How to use Python iterators elegantly

Question

I am trying to use iterators more for looping since I heard it is faster than index looping. One thing I am not sure is about how to treat the end of the sequence nicely. The way I can think of is to use try and except StopIteration, which looks ugly to me.

To be more concrete, suppose we are asked to print the merged sorted list of two sorted lists a and b.
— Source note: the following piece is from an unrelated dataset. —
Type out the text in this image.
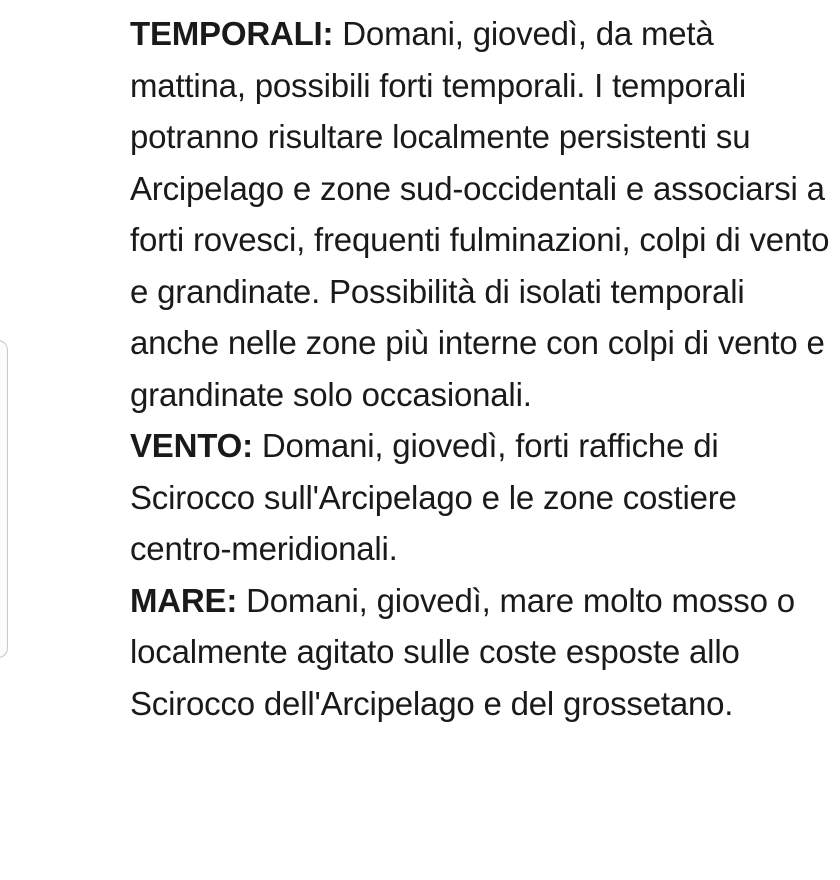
TEMPORALI: Domani, giovedì, da metà mattina, possibili forti temporali. I temporali potranno risultare localmente persistenti su Arcipelago e zone sud-occidentali e associarsi a forti rovesci, frequenti fulminazioni, colpi di vento e grandinate. Possibilità di isolati temporali anche nelle zone più interne con colpi di vento e grandinate solo occasionali.

VENTO: Domani, giovedì, forti raffiche di Scirocco sull'Arcipelago e le zone costiere centro-meridionali.

MARE: Domani, giovedì, mare molto mosso o localmente agitato sulle coste esposte allo Scirocco dell'Arcipelago e del grossetano.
I would write the following

aNull = False
I = iter(a)
try:
    tmp = I.next()
except StopIteration:
    aNull = True

for x in b:
    if aNull:
        print x
    else:
        if x < tmp:
            print x
        else:
            print tmp,x
            try:
                tmp = I.next()
            except StopIteration:
                aNull = True

while not aNull:
    print tmp
    try:
        tmp = I.next()
    except StopIteration:
        aNull = True

How would you code it to make it neater?

Answer 1

I think handling a and b more symmetrically would make it easier to read. Also, using the built-in next function in Python 2.6 with a default value avoids the need to handle StopIteration:

def merge(a, b):
    """Merges two iterators a and b, returning a single iterator that yields
    the elements of a and b in non-decreasing order.  a and b are assumed to each
    yield their elements in non-decreasing order."""

    done = object()
    aNext = next(a, done)
    bNext = next(b, done)

    while (aNext is not done) or (bNext is not done):
        if (bNext is done) or ((aNext is not done) and (aNext < bNext)):
            yield aNext
            aNext = next(a, done)
        else:
            yield bNext
            bNext = next(b, done)

for i in merge(iter(a), iter(b)):
    print i

The following function generalizes the approach to work for arbitrarily many iterators.

def merge(*iterators):
    """Merges a collection of iterators, returning a single iterator that yields
    the elements of the original iterators in non-decreasing order.  Each of
    the original iterators is assumed to yield its elements in non-decreasing
    order."""

    done = object()
    n = [next(it, done) for it in iterators]

    while any(v is not done for v in n):
        v, i = min((v, i) for (i, v) in enumerate(n) if v is not done)
        yield v
        n[i] = next(iterators[i], done)

Answer 2

You're missing the whole point of iterators. You don't manually call I.next(), you just iterate through I.

for tmp in I:
    print tmp

Edited

To merge two iterators, use the very handy functions in the itertools module. The one you want is probably izip:

merged = []
for x, y in itertools.izip(a, b):
    if x < y:
        merged.append(x)
        merged.append(y)
    else:
        merged.append(y)
        merged.append(x)

Edit again

As pointed out in the comments, this won't actually work, because there could be multiple items from list a smaller than the next item in list b. However, I realised that there is another built-in funciton that deals with this: heapq.merge.

Answer 3

The function sorted works with lists and iterators. Maybe it is not what you desire, but the following code works.

a.expand(b)
print sorted(iter(a))